Michael Premo, the artist behind that project and co-producer of “The Gentrification of Brooklyn,” says that he wanted to provide a space for people to tell their own stories. “We realized [that] can be very empowering,” he says, and the “Housing” project allows them to reach a larger audience than they may have thought possible.

“Storytelling is about empathy,” Premo adds. “You empathize with the story, and the same is true of organizers. I’ve always been an activist, and I realized very quickly that art is a very effective way to reach people.”

Premo, who grew up in Fort Greene and returned 10 years ago after stints in Albany and Boston, remembers when the neighborhood had almost a small-town vibe. “Fort Greene in the 80s and 90s had a very bohemian art culture,” he says, a far cry from the “mad-dash for development” he sees there now: “It’s gentrification on steroids.”

Cities evolve, of course, and none of the artists in the show are against change, per se. Nor is Dexter Wimberly, 36, who grew up in Bed-Stuy and Bushwick, but has also lived in more “upscale” areas like Brooklyn Heights. “I’ve devoted my life to art and artists, but I’m also very proud of Brooklyn’s legacy and its strength,” he says. So it was both a challenge and an honor, he adds, to incorporate so many different perspectives while paying homage to the borough that he has called home all his life.

Still, there is a consensus opinion in the show: gentrification, as it exists today, is bad. “There’s a big difference between community-based development and top-down development,” Premo says. “It’s one thing for a group to migrate into a neighborhood and start opening business. It creates the wonderfully rich eclecticism that allows the city to be speckled with all the continents of the world.”

It’s another thing, he adds, to let go of your sense of ownership and place, and give it over to corporate concerns. “Everyone has the right to a safe, secure home,” Premo says. “But there are barriers that prevent people from having that basic right met.”
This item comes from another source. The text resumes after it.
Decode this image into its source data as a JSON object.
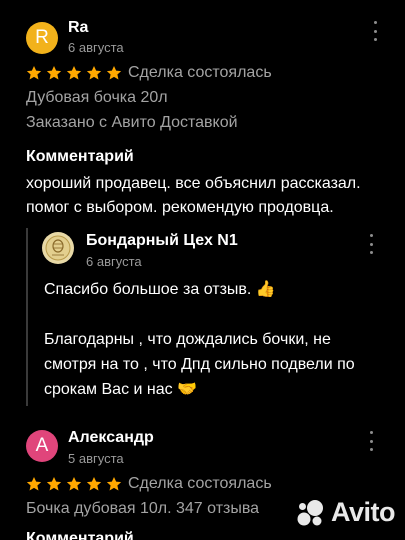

The works that comprise “The Gentrification of Brooklyn” address those barriers, but do not dwell on them. The exhibit also captures Brooklyn’s ongoing vitality, its diversity, and its creative spirit. Together, they create an urgency in the show, a sense that the pink elephant cannot be subdued with art alone. With the controversial Atlantic Yards construction site looming just beyond MoCADA’s front door, “The Gentrification of Brooklyn” sounds a quiet alarm, one that grows louder the longer you listen.